Coin Batteries

`7 August 2010 - by KitchenPantryScientist`

They say the penny is, or will soon be, obsolete.  I beg to differ.  My kids had a great time sorting, bouncing and stacking pennies for this project.  We even learned a little bit about this humble coin as we figured out the best way to do the experiment.  Using only coins, paper towels and vinegar, you can make your own wet cell, a kind of battery.

It’s a safe, easy way to experiment with electricity using pennies and other coins as electrodes (which collect charge) and vinegar, lemon juice or salt water as electrolytes (which pass the charge, or electrons, from coin to coin).  Holding this homemade battery between two wet fingers completes the circuit and sends a tingle of electrical current strong enough to feel!  In fact, you are making a battery, similar to one in a flashlight and the coins are like the two different ends of any battery, with a positive end (+) and a negative end(-).

What you will need:  10 or more pennies, 10 or more non-copper coins (quarters, dimes or nickels), paper towels, vinegar, salt water (optional) and lemon juice (optional)  For simplicity’s sake, I’m going to call the non-copper coins quarters as I describe the experiment, but any of the non-copper coins I suggested may be used!

First, it’s fun to sort the pennies into two piles: pennies made before 1982, and pennies made after 1982.  Keep any pennies made in 1982 in a separate pile. Pennies made before 1982 are 95% copper, those made after 1983 are 97.5% zinc with a thin copper coating.  Pennies made in 1982 could be either zinc or copper.  All pennies will work, if you don’t have enough of one kind or another, since the current travels through the copper surface on the coated ones.

Pour some vinegar in a bowl.  Cut the paper towels into small squares around a half an inch on each side.  Then, soak the paper towel pieces in the vinegar.   Stack ten pennies and ten quarters with a piece of soaked paper towel between each coin (e.g. penny, paper towel, quarter, paper towel, penny, paper towel and so forth.)  Be sure to alternate penny, quarter, penny, quarter!  It works best if the pieces of paper towel aren’t touching each other.  We made ours a little too big, as you can see.

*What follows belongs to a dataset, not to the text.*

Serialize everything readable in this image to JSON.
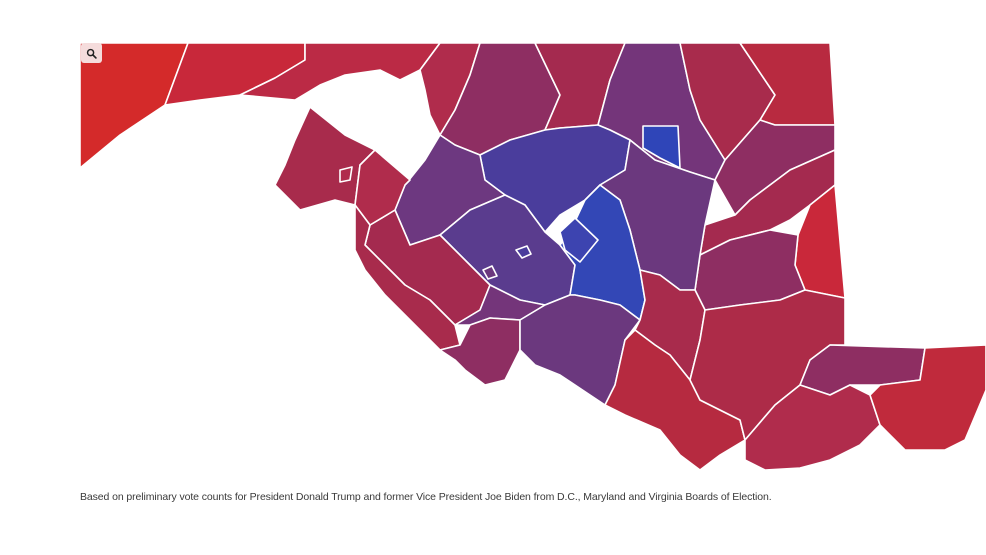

Finally, wet one fingertip on each hand and hold the pile of coins between those two fingers.  (See photo at top of this post!)  You should feel a slight tingle as the electricity flows between their fingers!  I had to hold the stack for several seconds before I felt anything.

Try other variations on the experiment!  See how well lemon juice works as the electrolyte.   What do vinegar and lemon juice have in common?  (They’re both acids!)  Try salt water as the electrolyte. Do the pennies made before 1982 make better batteries than the new zinc pennies?  Bounce the copper and zinc pennies on a linoleum surface.  They should make slightly different sounds.  Can you determine whether the 1982 pennies are copper or zinc by the sound they make?  Did the vinegar make the old pennies shiny?  Why?

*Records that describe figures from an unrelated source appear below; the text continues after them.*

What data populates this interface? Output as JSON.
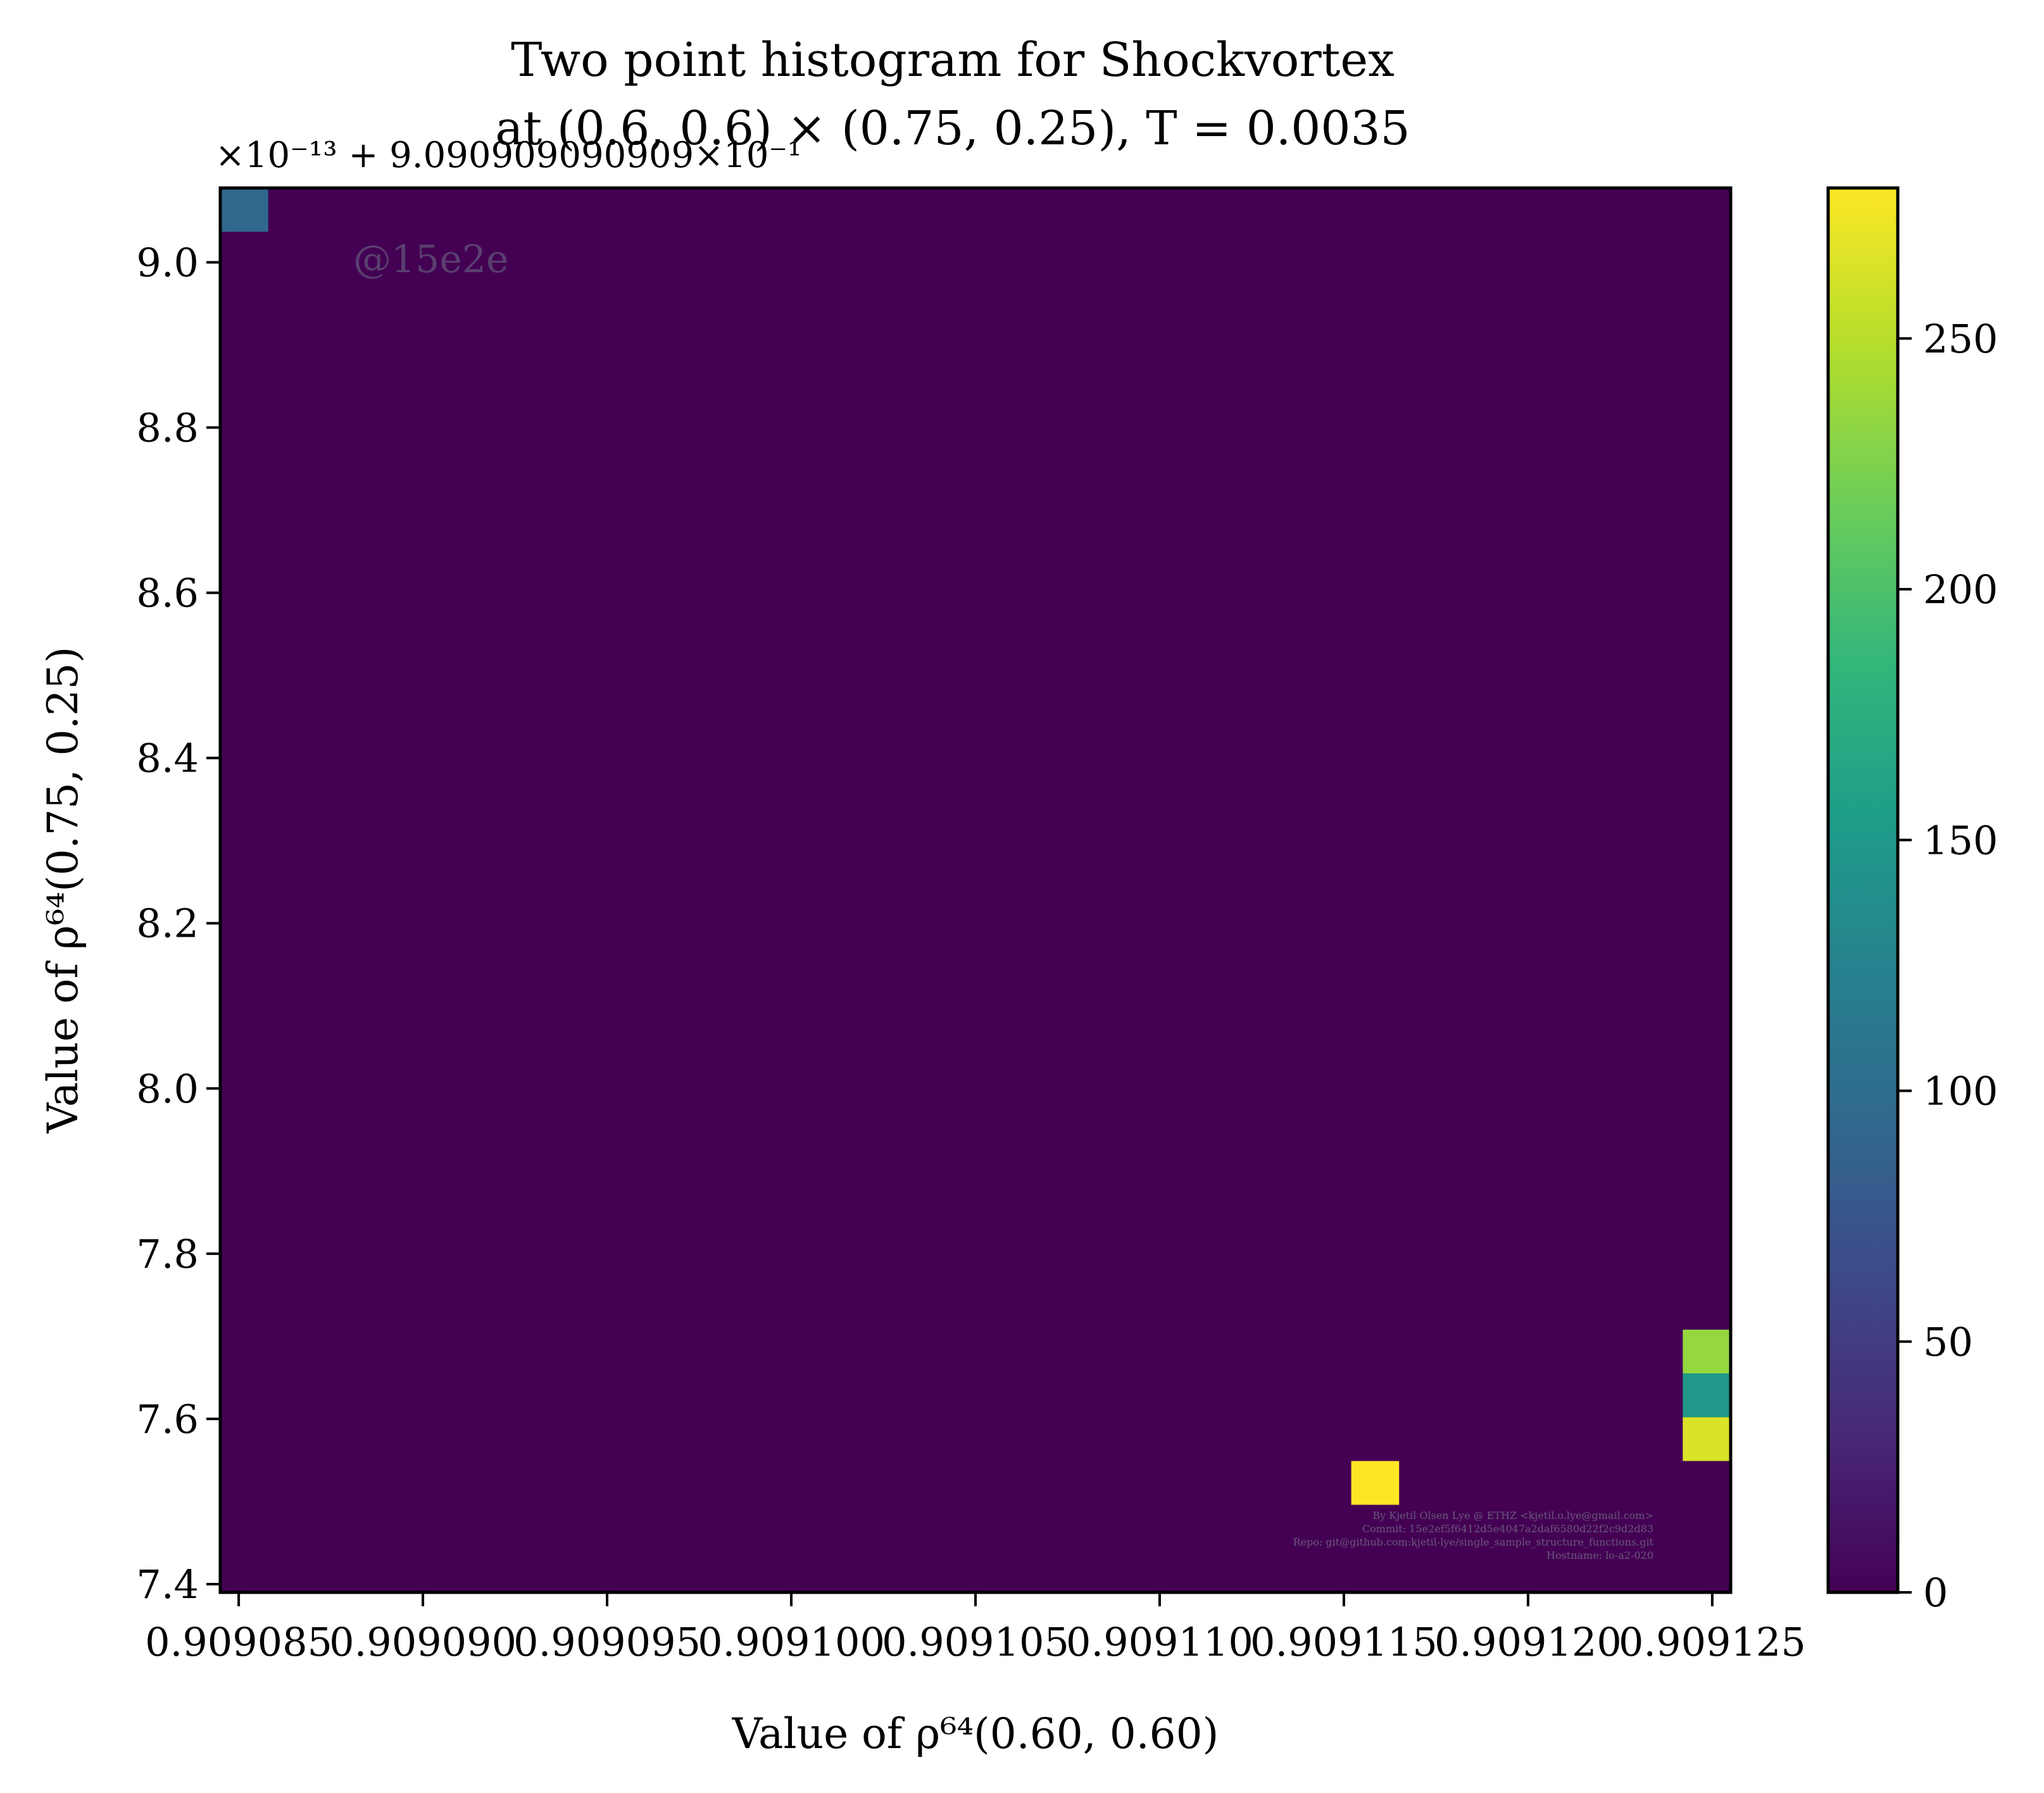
{
  "chart_data": {
    "type": "heatmap",
    "title_line1": "Two point histogram for Shockvortex",
    "title_line2": "at (0.6, 0.6) × (0.75, 0.25), T = 0.0035",
    "xlabel": "Value of ρ⁶⁴(0.60, 0.60)",
    "ylabel": "Value of ρ⁶⁴(0.75, 0.25)",
    "y_offset_label": "×10⁻¹³ + 9.090909090909×10⁻¹",
    "xlim": [
      0.9090845,
      0.9091255
    ],
    "ylim": [
      7.39,
      9.09
    ],
    "x_ticks": [
      0.909085,
      0.90909,
      0.909095,
      0.9091,
      0.909105,
      0.90911,
      0.909115,
      0.90912,
      0.909125
    ],
    "x_tick_labels": [
      "0.909085",
      "0.909090",
      "0.909095",
      "0.909100",
      "0.909105",
      "0.909110",
      "0.909115",
      "0.909120",
      "0.909125"
    ],
    "y_ticks": [
      7.4,
      7.6,
      7.8,
      8.0,
      8.2,
      8.4,
      8.6,
      8.8,
      9.0
    ],
    "y_tick_labels": [
      "7.4",
      "7.6",
      "7.8",
      "8.0",
      "8.2",
      "8.4",
      "8.6",
      "8.8",
      "9.0"
    ],
    "bins": 32,
    "background_value": 0,
    "cells": [
      {
        "x": [
          0.9090845,
          0.9090858
        ],
        "y": [
          9.037,
          9.09
        ],
        "value": 95
      },
      {
        "x": [
          0.9091152,
          0.9091165
        ],
        "y": [
          7.496,
          7.549
        ],
        "value": 280
      },
      {
        "x": [
          0.9091242,
          0.9091255
        ],
        "y": [
          7.655,
          7.708
        ],
        "value": 235
      },
      {
        "x": [
          0.9091242,
          0.9091255
        ],
        "y": [
          7.602,
          7.655
        ],
        "value": 150
      },
      {
        "x": [
          0.9091242,
          0.9091255
        ],
        "y": [
          7.549,
          7.602
        ],
        "value": 265
      }
    ],
    "colorbar": {
      "range": [
        0,
        280
      ],
      "ticks": [
        0,
        50,
        100,
        150,
        200,
        250
      ],
      "tick_labels": [
        "0",
        "50",
        "100",
        "150",
        "200",
        "250"
      ],
      "colormap": "viridis",
      "stops": [
        "#440154",
        "#482878",
        "#3e4989",
        "#31688e",
        "#26828e",
        "#1f9e89",
        "#35b779",
        "#6ece58",
        "#b5de2b",
        "#fde725"
      ]
    }
  },
  "watermark": "@15e2e",
  "credits": [
    "By Kjetil Olsen Lye @ ETHZ <kjetil.o.lye@gmail.com>",
    "Commit: 15e2ef5f6412d5e4047a2daf6580d22f2c9d2d83",
    "Repo: git@github.com:kjetil-lye/single_sample_structure_functions.git",
    "Hostname: lo-a2-020"
  ]
}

Pull out those science notebooks and record your results!  Draw a coin battery, make a graph of how many pennies you had from different years, or even do some penny rubbings with a pencil!  Who knew pennies were so useful?

Someone recently left the following comment.  We’ll try it and I’ll let you know how it works!

“I would point out that when you build your stack you want – penny, electrolyte, quarter, penny, electrolyte, quarter, penny, electrolyte, quarter, etc.  If you put electrolyte soaked towels in between the switch from quarter back to penny, you would create a cell of opposite polarity of the first junction and the voltages would cancel.  Also, the cladding on the surface of quarters is mostly copper, like the penny, I believe it is about 75% copper and 25% nickel.  Nickel and copper do not vary that much in how active they are, so the voltage will be lower, and I would expect the current to be less because of the alloying with copper.  If you try the experiment with zinc plated washers and pennies, or aluminum foil and pennies, the result should generate more voltage per cell.  Alessandro Volta, for whom the Volt is named, invented chemical batteries in 1800 by doing pretty much the same thing with zinc and copper.  All in all it is a fun experiment for kids though.”